Though artificial intelligence and generative AI training and inference operations are widely expected to drive data center requirements for processing power, storage and energy consumption, it seems perhaps unlikely that edge computing will get a similar boost, principally because AI inference operations and training are not latency-dependent.
And the value of edge computing is latency reduction as well as bandwidth avoidance. And while it still makes economic sense to store frequently-requested content at the edge (content delivery use cases), AI operations will likely not be so routinized that this adds too much value.
Operations requiring large language model access likely will still need to happen at larger data centers, for reasons of access to processing and storage resources. Think about processing to train AI models for self-driving cars, fraud detection, and other applications that require the analysis of massive datasets.
To be sure, support of self-driving cars also involves perhaps-stringent latency requirements. The problem is simply that the requirement for high-performance computing and access to data stores is more crucial for performance. So processing is likely to be located “onboard.” Again, the key observation is the split between on-device and remote data center functions. Edge might not play much of a role.
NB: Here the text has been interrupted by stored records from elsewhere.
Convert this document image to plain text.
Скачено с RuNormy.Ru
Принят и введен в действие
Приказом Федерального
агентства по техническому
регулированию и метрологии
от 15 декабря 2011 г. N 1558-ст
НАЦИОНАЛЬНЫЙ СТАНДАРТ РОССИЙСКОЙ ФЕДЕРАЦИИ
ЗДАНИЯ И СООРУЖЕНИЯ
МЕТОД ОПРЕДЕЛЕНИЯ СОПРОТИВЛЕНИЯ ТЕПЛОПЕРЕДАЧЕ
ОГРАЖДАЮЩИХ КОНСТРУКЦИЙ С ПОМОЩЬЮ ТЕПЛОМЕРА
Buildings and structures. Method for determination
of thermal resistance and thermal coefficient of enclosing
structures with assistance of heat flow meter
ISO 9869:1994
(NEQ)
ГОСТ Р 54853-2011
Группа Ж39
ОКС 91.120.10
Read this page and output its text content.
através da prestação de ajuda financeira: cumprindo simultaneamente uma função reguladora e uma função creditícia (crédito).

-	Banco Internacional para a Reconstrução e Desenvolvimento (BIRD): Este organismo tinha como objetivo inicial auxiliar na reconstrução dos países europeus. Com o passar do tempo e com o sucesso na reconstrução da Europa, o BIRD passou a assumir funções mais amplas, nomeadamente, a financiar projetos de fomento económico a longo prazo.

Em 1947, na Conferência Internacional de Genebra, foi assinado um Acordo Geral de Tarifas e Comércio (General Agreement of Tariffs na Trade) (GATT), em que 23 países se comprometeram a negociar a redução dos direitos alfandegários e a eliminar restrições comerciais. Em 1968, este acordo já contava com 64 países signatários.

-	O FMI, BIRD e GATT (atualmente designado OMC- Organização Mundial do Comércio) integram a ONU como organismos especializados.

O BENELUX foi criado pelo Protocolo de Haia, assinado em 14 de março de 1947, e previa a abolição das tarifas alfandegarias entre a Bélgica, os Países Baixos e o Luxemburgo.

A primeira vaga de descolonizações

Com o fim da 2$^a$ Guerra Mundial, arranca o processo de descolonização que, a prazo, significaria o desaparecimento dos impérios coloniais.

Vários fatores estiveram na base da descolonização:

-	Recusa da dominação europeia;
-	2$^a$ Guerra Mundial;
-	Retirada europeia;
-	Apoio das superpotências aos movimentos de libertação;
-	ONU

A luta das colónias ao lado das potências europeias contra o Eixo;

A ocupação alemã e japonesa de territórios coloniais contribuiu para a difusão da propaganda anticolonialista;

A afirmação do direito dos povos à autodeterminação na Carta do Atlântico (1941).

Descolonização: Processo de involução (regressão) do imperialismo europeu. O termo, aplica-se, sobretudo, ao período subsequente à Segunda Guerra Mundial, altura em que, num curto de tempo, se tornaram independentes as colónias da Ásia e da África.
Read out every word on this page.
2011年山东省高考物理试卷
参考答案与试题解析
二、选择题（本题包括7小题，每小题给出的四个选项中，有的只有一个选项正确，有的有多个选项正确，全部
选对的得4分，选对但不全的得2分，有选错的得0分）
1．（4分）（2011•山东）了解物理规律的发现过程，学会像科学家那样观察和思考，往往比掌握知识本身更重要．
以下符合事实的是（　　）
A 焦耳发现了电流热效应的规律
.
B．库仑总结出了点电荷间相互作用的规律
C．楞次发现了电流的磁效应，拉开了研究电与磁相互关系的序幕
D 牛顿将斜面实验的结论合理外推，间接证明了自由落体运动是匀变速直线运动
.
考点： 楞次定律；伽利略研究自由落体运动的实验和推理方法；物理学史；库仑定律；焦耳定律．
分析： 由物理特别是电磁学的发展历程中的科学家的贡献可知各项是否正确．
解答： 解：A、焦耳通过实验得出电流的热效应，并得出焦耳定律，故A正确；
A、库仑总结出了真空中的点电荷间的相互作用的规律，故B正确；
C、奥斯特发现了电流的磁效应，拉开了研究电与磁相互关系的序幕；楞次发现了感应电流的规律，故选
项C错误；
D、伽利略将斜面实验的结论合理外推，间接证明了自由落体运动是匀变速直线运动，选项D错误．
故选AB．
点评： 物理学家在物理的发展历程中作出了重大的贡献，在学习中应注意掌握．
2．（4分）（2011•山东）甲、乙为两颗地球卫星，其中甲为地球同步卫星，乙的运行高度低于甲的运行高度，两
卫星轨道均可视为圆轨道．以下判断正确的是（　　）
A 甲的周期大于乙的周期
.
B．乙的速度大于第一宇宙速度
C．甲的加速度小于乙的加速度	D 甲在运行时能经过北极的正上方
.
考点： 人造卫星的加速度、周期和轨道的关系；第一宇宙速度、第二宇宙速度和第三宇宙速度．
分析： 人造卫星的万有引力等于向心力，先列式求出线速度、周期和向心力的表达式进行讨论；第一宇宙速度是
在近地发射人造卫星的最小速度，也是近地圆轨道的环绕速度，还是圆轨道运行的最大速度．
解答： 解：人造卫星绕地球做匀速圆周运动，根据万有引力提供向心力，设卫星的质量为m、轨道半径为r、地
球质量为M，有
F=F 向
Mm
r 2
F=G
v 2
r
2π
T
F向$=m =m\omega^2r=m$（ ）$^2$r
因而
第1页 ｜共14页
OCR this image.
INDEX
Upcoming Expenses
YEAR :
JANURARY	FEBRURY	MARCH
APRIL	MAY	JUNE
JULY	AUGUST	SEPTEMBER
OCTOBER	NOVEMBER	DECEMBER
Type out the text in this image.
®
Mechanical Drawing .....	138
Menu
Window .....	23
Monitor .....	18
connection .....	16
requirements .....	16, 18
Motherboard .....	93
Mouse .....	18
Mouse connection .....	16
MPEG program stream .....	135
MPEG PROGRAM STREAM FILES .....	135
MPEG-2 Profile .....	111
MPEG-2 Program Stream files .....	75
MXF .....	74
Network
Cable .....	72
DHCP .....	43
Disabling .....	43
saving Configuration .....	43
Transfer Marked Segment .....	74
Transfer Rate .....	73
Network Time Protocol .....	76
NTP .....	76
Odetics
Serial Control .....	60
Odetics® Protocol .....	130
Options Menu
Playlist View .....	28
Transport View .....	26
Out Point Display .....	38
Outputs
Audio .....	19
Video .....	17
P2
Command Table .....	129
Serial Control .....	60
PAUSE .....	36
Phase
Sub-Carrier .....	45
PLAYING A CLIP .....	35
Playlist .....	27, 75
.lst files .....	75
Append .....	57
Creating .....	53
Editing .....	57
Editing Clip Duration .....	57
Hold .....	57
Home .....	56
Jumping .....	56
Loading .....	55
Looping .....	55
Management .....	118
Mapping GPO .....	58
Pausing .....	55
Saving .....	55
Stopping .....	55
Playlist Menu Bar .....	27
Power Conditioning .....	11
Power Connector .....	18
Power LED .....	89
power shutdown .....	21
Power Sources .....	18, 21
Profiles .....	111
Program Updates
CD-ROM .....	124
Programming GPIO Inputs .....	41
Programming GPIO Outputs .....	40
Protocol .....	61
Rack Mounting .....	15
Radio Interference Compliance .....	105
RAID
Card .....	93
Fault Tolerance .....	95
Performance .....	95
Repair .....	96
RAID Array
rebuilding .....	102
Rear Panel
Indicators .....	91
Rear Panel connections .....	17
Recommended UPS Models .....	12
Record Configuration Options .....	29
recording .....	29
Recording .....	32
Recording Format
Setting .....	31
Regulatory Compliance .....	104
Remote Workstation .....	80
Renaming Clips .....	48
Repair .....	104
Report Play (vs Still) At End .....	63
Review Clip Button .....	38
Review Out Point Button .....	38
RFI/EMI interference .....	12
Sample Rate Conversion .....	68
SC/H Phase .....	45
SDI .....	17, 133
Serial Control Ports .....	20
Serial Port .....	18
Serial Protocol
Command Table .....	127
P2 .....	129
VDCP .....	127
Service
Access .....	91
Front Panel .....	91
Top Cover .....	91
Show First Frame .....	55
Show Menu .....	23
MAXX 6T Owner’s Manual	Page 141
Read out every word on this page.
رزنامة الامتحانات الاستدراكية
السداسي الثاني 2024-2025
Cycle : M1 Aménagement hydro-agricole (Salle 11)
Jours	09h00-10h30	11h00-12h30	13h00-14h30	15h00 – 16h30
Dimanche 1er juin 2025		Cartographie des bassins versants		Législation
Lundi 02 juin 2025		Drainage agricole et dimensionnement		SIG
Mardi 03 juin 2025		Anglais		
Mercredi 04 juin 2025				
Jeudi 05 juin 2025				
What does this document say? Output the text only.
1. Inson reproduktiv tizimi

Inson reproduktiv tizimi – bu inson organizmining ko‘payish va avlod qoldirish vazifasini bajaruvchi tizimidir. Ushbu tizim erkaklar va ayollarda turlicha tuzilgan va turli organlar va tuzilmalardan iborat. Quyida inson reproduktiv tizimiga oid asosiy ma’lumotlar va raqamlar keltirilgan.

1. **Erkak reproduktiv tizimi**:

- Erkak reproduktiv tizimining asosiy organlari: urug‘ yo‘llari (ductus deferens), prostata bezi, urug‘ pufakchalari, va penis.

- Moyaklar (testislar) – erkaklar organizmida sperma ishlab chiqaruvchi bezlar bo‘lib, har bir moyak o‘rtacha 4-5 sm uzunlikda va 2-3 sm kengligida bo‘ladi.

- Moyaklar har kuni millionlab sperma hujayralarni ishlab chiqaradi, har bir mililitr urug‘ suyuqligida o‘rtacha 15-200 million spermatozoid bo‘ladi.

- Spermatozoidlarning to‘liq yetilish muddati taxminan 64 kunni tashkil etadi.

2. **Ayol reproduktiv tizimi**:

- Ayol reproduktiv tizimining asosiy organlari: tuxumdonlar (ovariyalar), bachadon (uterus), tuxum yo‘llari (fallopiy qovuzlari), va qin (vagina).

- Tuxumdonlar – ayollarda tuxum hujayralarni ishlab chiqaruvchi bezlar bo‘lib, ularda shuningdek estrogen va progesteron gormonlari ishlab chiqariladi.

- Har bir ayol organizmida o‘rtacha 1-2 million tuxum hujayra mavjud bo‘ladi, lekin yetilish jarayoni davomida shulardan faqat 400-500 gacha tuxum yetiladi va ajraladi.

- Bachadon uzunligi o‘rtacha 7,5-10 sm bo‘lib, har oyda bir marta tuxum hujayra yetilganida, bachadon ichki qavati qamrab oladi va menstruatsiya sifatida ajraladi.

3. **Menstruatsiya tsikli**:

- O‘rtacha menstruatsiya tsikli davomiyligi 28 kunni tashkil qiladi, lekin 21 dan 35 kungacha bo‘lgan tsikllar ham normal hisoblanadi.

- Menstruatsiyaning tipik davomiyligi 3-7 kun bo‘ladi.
The debate will likely be over the value of regional data centers, which some might consider “edge,” but others will say is a traditional large data center function.
Operations that can be conducted on a device likewise will not benefit much, if at all, from edge compute capabilities. Think real-time language translation, facial recognition, and other applications that require quick responses.
And Digital Bridge CEO Marc Ganzi believes AI will mean a new or additional market about the size of the whole public cloud computing market, eventually.
If public cloud now represents about 13 gigawatts of capacity, AI might eventually require 38 gigawatts, says Ganzi.
The whole global data center installed base might represent something on the order of 700 gigawatts, according to IDC. Other estimates by the Uptime Institute suggest capacity is on the order of 180 GW.
According to a report by Synergy Research Group, the global public cloud computing industry now represents 66.8 gigawatts (GW) of capacity.
So AI should have a significant impact on both cloud computing capacity and data center requirements over time.